Cesarr haftet nicht für die inhaltliche Richtigkeit oder Vollständigkeit KI-generierter Texte. Der Nutzer ist verpflichtet, generierte Inhalte vor der Veröffentlichung zu prüfen.
§ 11 Datenschutz
Es gelten ergänzend die Bestimmungen unserer Datenschutzerklärung. Verarbeitungsgrundlage für personenbezogene Daten im Rahmen der Vertragsabwicklung ist Art. 6 Abs. 1 lit. b DSGVO.
§ 12 Änderungen der AGB
Cesarr behält sich vor, diese AGB mit angemessener Vorankündigung (mindestens 30 Tage) zu ändern. Änderungen werden per E-Mail an die hinterlegte Adresse mitgeteilt. Widerspricht der Nutzer nicht innerhalb von 30 Tagen nach Zugang der Mitteilung, gelten die neuen AGB als akzeptiert. Auf diese Folge wird in der Änderungsmitteilung ausdrücklich hingewiesen.

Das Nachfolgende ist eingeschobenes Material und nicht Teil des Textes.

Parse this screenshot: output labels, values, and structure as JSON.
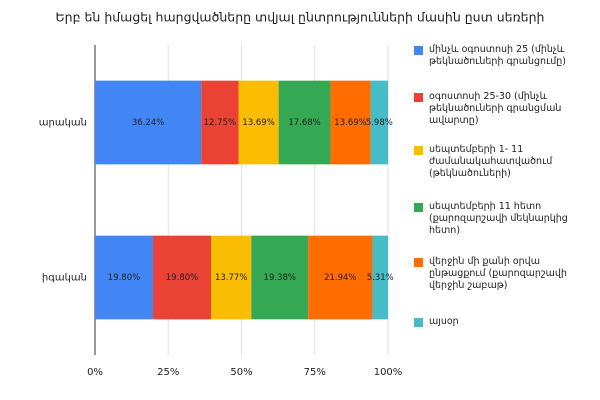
{
  "chart_data": {
    "type": "stacked_barh",
    "title": "Երբ են իմացել հարցվածները տվյալ ընտրությունների մասին ըստ սեռերի",
    "categories": [
      "արական",
      "իգական"
    ],
    "series": [
      {
        "name": "մինչև օգոստոսի 25 (մինչև թեկնածուների գրանցումը)",
        "color": "#4285f4",
        "values": [
          36.24,
          19.8
        ],
        "value_labels": [
          "36.24%",
          "19.80%"
        ]
      },
      {
        "name": "օգոստոսի 25-30 (մինչև թեկնածուների գրանցման ավարտը)",
        "color": "#ea4335",
        "values": [
          12.75,
          19.8
        ],
        "value_labels": [
          "12.75%",
          "19.80%"
        ]
      },
      {
        "name": "սեպտեմբերի 1- 11 ժամանակահատվածում (թեկնածուների)",
        "color": "#fbbc04",
        "values": [
          13.69,
          13.77
        ],
        "value_labels": [
          "13.69%",
          "13.77%"
        ]
      },
      {
        "name": "սեպտեմբերի 11 հետո (քարոզարշավի մեկնարկից հետո)",
        "color": "#34a853",
        "values": [
          17.68,
          19.38
        ],
        "value_labels": [
          "17.68%",
          "19.38%"
        ]
      },
      {
        "name": "վերջին մի քանի օրվա ընթացքում (քարոզարշավի վերջին շաբաթ)",
        "color": "#ff6d01",
        "values": [
          13.69,
          21.94
        ],
        "value_labels": [
          "13.69%",
          "21.94%"
        ]
      },
      {
        "name": "այսօր",
        "color": "#46bdc6",
        "values": [
          5.98,
          5.31
        ],
        "value_labels": [
          "5.98%",
          "5.31%"
        ]
      }
    ],
    "xlim": [
      0,
      100
    ],
    "xticks": [
      {
        "value": 0,
        "label": "0%"
      },
      {
        "value": 25,
        "label": "25%"
      },
      {
        "value": 50,
        "label": "50%"
      },
      {
        "value": 75,
        "label": "75%"
      },
      {
        "value": 100,
        "label": "100%"
      }
    ],
    "grid": true
  }
}
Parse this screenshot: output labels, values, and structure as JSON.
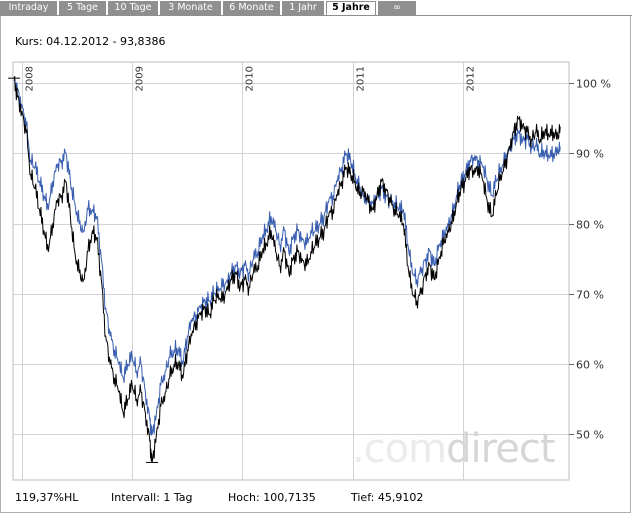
{
  "tabs": [
    {
      "label": "Intraday",
      "active": false
    },
    {
      "label": "5 Tage",
      "active": false
    },
    {
      "label": "10 Tage",
      "active": false
    },
    {
      "label": "3 Monate",
      "active": false
    },
    {
      "label": "6 Monate",
      "active": false
    },
    {
      "label": "1 Jahr",
      "active": false
    },
    {
      "label": "5 Jahre",
      "active": true
    },
    {
      "label": "∞",
      "active": false
    }
  ],
  "header": {
    "kurs": "Kurs: 04.12.2012 - 93,8386"
  },
  "footer": {
    "hl": "119,37%HL",
    "interval": "Intervall: 1 Tag",
    "hoch": "Hoch: 100,7135",
    "tief": "Tief: 45,9102"
  },
  "watermark": {
    "text_light": ".com",
    "text_dark": "direct"
  },
  "colors": {
    "series_main": "#000000",
    "series_compare": "#3a5fb0",
    "grid": "#d3d3d3",
    "tab_bg": "#8f8f8f"
  },
  "chart_data": {
    "type": "line",
    "ylim": [
      43.5,
      103
    ],
    "y_ticks": [
      {
        "value": 100,
        "label": "100 %"
      },
      {
        "value": 90,
        "label": "90 %"
      },
      {
        "value": 80,
        "label": "80 %"
      },
      {
        "value": 70,
        "label": "70 %"
      },
      {
        "value": 60,
        "label": "60 %"
      },
      {
        "value": 50,
        "label": "50 %"
      }
    ],
    "xlim": [
      2007.92,
      2012.96
    ],
    "x_ticks": [
      {
        "value": 2008,
        "label": "2008"
      },
      {
        "value": 2009,
        "label": "2009"
      },
      {
        "value": 2010,
        "label": "2010"
      },
      {
        "value": 2011,
        "label": "2011"
      },
      {
        "value": 2012,
        "label": "2012"
      }
    ],
    "grid": true,
    "series": [
      {
        "color": "#000000",
        "points": [
          [
            2007.93,
            100.7
          ],
          [
            2007.96,
            98
          ],
          [
            2008.0,
            96
          ],
          [
            2008.04,
            93
          ],
          [
            2008.08,
            87
          ],
          [
            2008.12,
            85
          ],
          [
            2008.16,
            82
          ],
          [
            2008.2,
            79
          ],
          [
            2008.24,
            76
          ],
          [
            2008.28,
            80
          ],
          [
            2008.32,
            83
          ],
          [
            2008.36,
            84
          ],
          [
            2008.4,
            86
          ],
          [
            2008.44,
            81
          ],
          [
            2008.48,
            76
          ],
          [
            2008.52,
            73
          ],
          [
            2008.56,
            72
          ],
          [
            2008.6,
            76
          ],
          [
            2008.64,
            79
          ],
          [
            2008.68,
            78
          ],
          [
            2008.72,
            72
          ],
          [
            2008.76,
            64
          ],
          [
            2008.8,
            60
          ],
          [
            2008.84,
            58
          ],
          [
            2008.88,
            56
          ],
          [
            2008.92,
            53
          ],
          [
            2008.96,
            55
          ],
          [
            2009.0,
            57
          ],
          [
            2009.04,
            55
          ],
          [
            2009.08,
            56
          ],
          [
            2009.12,
            53
          ],
          [
            2009.16,
            49
          ],
          [
            2009.18,
            46
          ],
          [
            2009.22,
            50
          ],
          [
            2009.26,
            54
          ],
          [
            2009.3,
            56
          ],
          [
            2009.34,
            58
          ],
          [
            2009.38,
            60
          ],
          [
            2009.42,
            60
          ],
          [
            2009.46,
            58
          ],
          [
            2009.5,
            62
          ],
          [
            2009.54,
            64
          ],
          [
            2009.58,
            66
          ],
          [
            2009.62,
            67
          ],
          [
            2009.66,
            68
          ],
          [
            2009.7,
            67
          ],
          [
            2009.74,
            69
          ],
          [
            2009.78,
            70
          ],
          [
            2009.82,
            69
          ],
          [
            2009.86,
            71
          ],
          [
            2009.9,
            72
          ],
          [
            2009.94,
            73
          ],
          [
            2009.98,
            71
          ],
          [
            2010.02,
            72
          ],
          [
            2010.06,
            71
          ],
          [
            2010.1,
            73
          ],
          [
            2010.14,
            74
          ],
          [
            2010.18,
            76
          ],
          [
            2010.22,
            77
          ],
          [
            2010.26,
            79
          ],
          [
            2010.3,
            76
          ],
          [
            2010.34,
            74
          ],
          [
            2010.38,
            76
          ],
          [
            2010.42,
            73
          ],
          [
            2010.46,
            75
          ],
          [
            2010.5,
            76
          ],
          [
            2010.54,
            75
          ],
          [
            2010.58,
            74
          ],
          [
            2010.62,
            76
          ],
          [
            2010.66,
            77
          ],
          [
            2010.7,
            78
          ],
          [
            2010.74,
            79
          ],
          [
            2010.78,
            81
          ],
          [
            2010.82,
            82
          ],
          [
            2010.86,
            84
          ],
          [
            2010.9,
            86
          ],
          [
            2010.94,
            88
          ],
          [
            2010.98,
            87
          ],
          [
            2011.02,
            86
          ],
          [
            2011.06,
            84
          ],
          [
            2011.1,
            85
          ],
          [
            2011.14,
            83
          ],
          [
            2011.18,
            82
          ],
          [
            2011.22,
            84
          ],
          [
            2011.26,
            86
          ],
          [
            2011.3,
            85
          ],
          [
            2011.34,
            83
          ],
          [
            2011.38,
            82
          ],
          [
            2011.42,
            81
          ],
          [
            2011.46,
            80
          ],
          [
            2011.5,
            74
          ],
          [
            2011.54,
            70
          ],
          [
            2011.58,
            69
          ],
          [
            2011.62,
            70
          ],
          [
            2011.66,
            73
          ],
          [
            2011.7,
            74
          ],
          [
            2011.74,
            72
          ],
          [
            2011.78,
            75
          ],
          [
            2011.82,
            77
          ],
          [
            2011.86,
            79
          ],
          [
            2011.9,
            80
          ],
          [
            2011.94,
            83
          ],
          [
            2011.98,
            85
          ],
          [
            2012.02,
            86
          ],
          [
            2012.06,
            88
          ],
          [
            2012.1,
            87
          ],
          [
            2012.14,
            88
          ],
          [
            2012.18,
            86
          ],
          [
            2012.22,
            83
          ],
          [
            2012.26,
            81
          ],
          [
            2012.3,
            84
          ],
          [
            2012.34,
            87
          ],
          [
            2012.38,
            88
          ],
          [
            2012.42,
            91
          ],
          [
            2012.46,
            93
          ],
          [
            2012.5,
            95
          ],
          [
            2012.54,
            94
          ],
          [
            2012.58,
            93
          ],
          [
            2012.62,
            92
          ],
          [
            2012.66,
            93
          ],
          [
            2012.7,
            92
          ],
          [
            2012.74,
            93
          ],
          [
            2012.78,
            92.5
          ],
          [
            2012.82,
            93
          ],
          [
            2012.86,
            92
          ],
          [
            2012.88,
            93.8
          ]
        ]
      },
      {
        "color": "#3a5fb0",
        "points": [
          [
            2007.93,
            100.3
          ],
          [
            2007.96,
            99
          ],
          [
            2008.0,
            97
          ],
          [
            2008.04,
            94
          ],
          [
            2008.08,
            89
          ],
          [
            2008.12,
            88
          ],
          [
            2008.16,
            86
          ],
          [
            2008.2,
            84
          ],
          [
            2008.24,
            82
          ],
          [
            2008.28,
            86
          ],
          [
            2008.32,
            88
          ],
          [
            2008.36,
            89
          ],
          [
            2008.4,
            90
          ],
          [
            2008.44,
            86
          ],
          [
            2008.48,
            83
          ],
          [
            2008.52,
            80
          ],
          [
            2008.56,
            79
          ],
          [
            2008.6,
            82
          ],
          [
            2008.64,
            82
          ],
          [
            2008.68,
            81
          ],
          [
            2008.72,
            75
          ],
          [
            2008.76,
            68
          ],
          [
            2008.8,
            64
          ],
          [
            2008.84,
            62
          ],
          [
            2008.88,
            60
          ],
          [
            2008.92,
            58
          ],
          [
            2008.96,
            60
          ],
          [
            2009.0,
            61
          ],
          [
            2009.04,
            59
          ],
          [
            2009.08,
            60
          ],
          [
            2009.12,
            56
          ],
          [
            2009.16,
            52
          ],
          [
            2009.18,
            50
          ],
          [
            2009.22,
            53
          ],
          [
            2009.26,
            57
          ],
          [
            2009.3,
            59
          ],
          [
            2009.34,
            61
          ],
          [
            2009.38,
            62
          ],
          [
            2009.42,
            62
          ],
          [
            2009.46,
            60
          ],
          [
            2009.5,
            64
          ],
          [
            2009.54,
            66
          ],
          [
            2009.58,
            67
          ],
          [
            2009.62,
            68
          ],
          [
            2009.66,
            69
          ],
          [
            2009.7,
            69
          ],
          [
            2009.74,
            70
          ],
          [
            2009.78,
            71
          ],
          [
            2009.82,
            71
          ],
          [
            2009.86,
            72
          ],
          [
            2009.9,
            73
          ],
          [
            2009.94,
            74
          ],
          [
            2009.98,
            73
          ],
          [
            2010.02,
            74
          ],
          [
            2010.06,
            73
          ],
          [
            2010.1,
            75
          ],
          [
            2010.14,
            76
          ],
          [
            2010.18,
            78
          ],
          [
            2010.22,
            79
          ],
          [
            2010.26,
            81
          ],
          [
            2010.3,
            79
          ],
          [
            2010.34,
            77
          ],
          [
            2010.38,
            79
          ],
          [
            2010.42,
            76
          ],
          [
            2010.46,
            78
          ],
          [
            2010.5,
            79
          ],
          [
            2010.54,
            78
          ],
          [
            2010.58,
            77
          ],
          [
            2010.62,
            79
          ],
          [
            2010.66,
            79
          ],
          [
            2010.7,
            80
          ],
          [
            2010.74,
            81
          ],
          [
            2010.78,
            83
          ],
          [
            2010.82,
            84
          ],
          [
            2010.86,
            86
          ],
          [
            2010.9,
            88
          ],
          [
            2010.94,
            90
          ],
          [
            2010.98,
            89
          ],
          [
            2011.02,
            87
          ],
          [
            2011.06,
            85
          ],
          [
            2011.1,
            84
          ],
          [
            2011.14,
            83
          ],
          [
            2011.18,
            83
          ],
          [
            2011.22,
            84
          ],
          [
            2011.26,
            85
          ],
          [
            2011.3,
            84
          ],
          [
            2011.34,
            83
          ],
          [
            2011.38,
            83
          ],
          [
            2011.42,
            82
          ],
          [
            2011.46,
            82
          ],
          [
            2011.5,
            77
          ],
          [
            2011.54,
            73
          ],
          [
            2011.58,
            72
          ],
          [
            2011.62,
            73
          ],
          [
            2011.66,
            75
          ],
          [
            2011.7,
            76
          ],
          [
            2011.74,
            74
          ],
          [
            2011.78,
            77
          ],
          [
            2011.82,
            78
          ],
          [
            2011.86,
            80
          ],
          [
            2011.9,
            81
          ],
          [
            2011.94,
            84
          ],
          [
            2011.98,
            86
          ],
          [
            2012.02,
            87
          ],
          [
            2012.06,
            89
          ],
          [
            2012.1,
            89
          ],
          [
            2012.14,
            89
          ],
          [
            2012.18,
            88
          ],
          [
            2012.22,
            86
          ],
          [
            2012.26,
            84
          ],
          [
            2012.3,
            86
          ],
          [
            2012.34,
            88
          ],
          [
            2012.38,
            89
          ],
          [
            2012.42,
            91
          ],
          [
            2012.46,
            92
          ],
          [
            2012.5,
            93
          ],
          [
            2012.54,
            92
          ],
          [
            2012.58,
            92
          ],
          [
            2012.62,
            91
          ],
          [
            2012.66,
            91
          ],
          [
            2012.7,
            90
          ],
          [
            2012.74,
            90
          ],
          [
            2012.78,
            89.5
          ],
          [
            2012.82,
            90
          ],
          [
            2012.86,
            90
          ],
          [
            2012.88,
            91
          ]
        ]
      }
    ]
  }
}
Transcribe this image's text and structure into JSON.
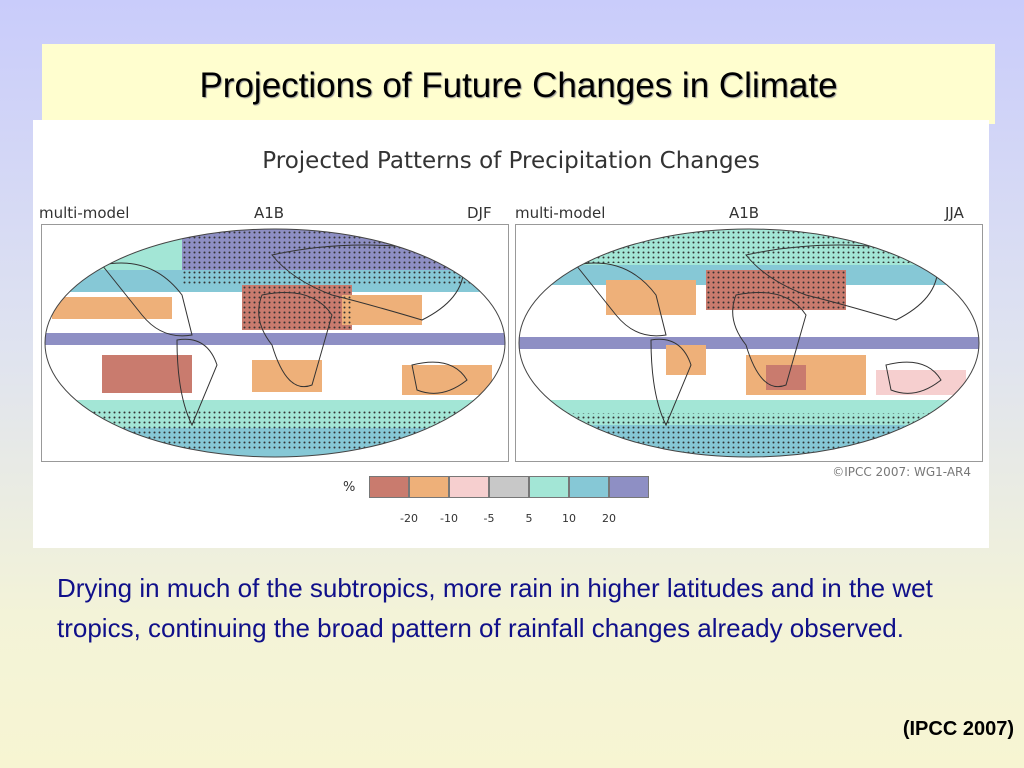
{
  "slide": {
    "title": "Projections of Future Changes in Climate",
    "caption": "Drying in much of the subtropics, more rain in higher latitudes and in the wet tropics, continuing the broad pattern of rainfall changes already observed.",
    "source": "(IPCC 2007)"
  },
  "figure": {
    "title": "Projected Patterns of Precipitation Changes",
    "credit": "©IPCC 2007: WG1-AR4",
    "panels": [
      {
        "left_label": "multi-model",
        "center_label": "A1B",
        "right_label": "DJF"
      },
      {
        "left_label": "multi-model",
        "center_label": "A1B",
        "right_label": "JJA"
      }
    ],
    "legend": {
      "unit": "%",
      "colors": [
        "#c97b6e",
        "#eeb079",
        "#f6cfcf",
        "#c8c8c8",
        "#a3e6d6",
        "#86c8d6",
        "#8e8fc4"
      ],
      "ticks": [
        "-20",
        "-10",
        "-5",
        "5",
        "10",
        "20"
      ]
    }
  }
}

§ 13 Anwendbares Recht und Gerichtsstand
Es gilt österreichisches Recht unter Ausschluss des UN-Kaufrechts (CISG). Gerichtsstand für Streitigkeiten mit Unternehmern ist Salzburg, Österreich. Für Verbraucher mit Wohnsitz in der EU gilt ergänzend das zwingende Verbraucherschutzrecht ihres Wohnsitzstaates.
§ 14 Salvatorische Klausel
Sollten einzelne Bestimmungen dieser AGB unwirksam oder undurchführbar sein oder werden, so berührt dies die Wirksamkeit der übrigen Bestimmungen nicht. Die unwirksame Bestimmung wird durch eine wirksame ersetzt, die dem wirtschaftlichen Zweck der unwirksamen Bestimmung am nächsten kommt.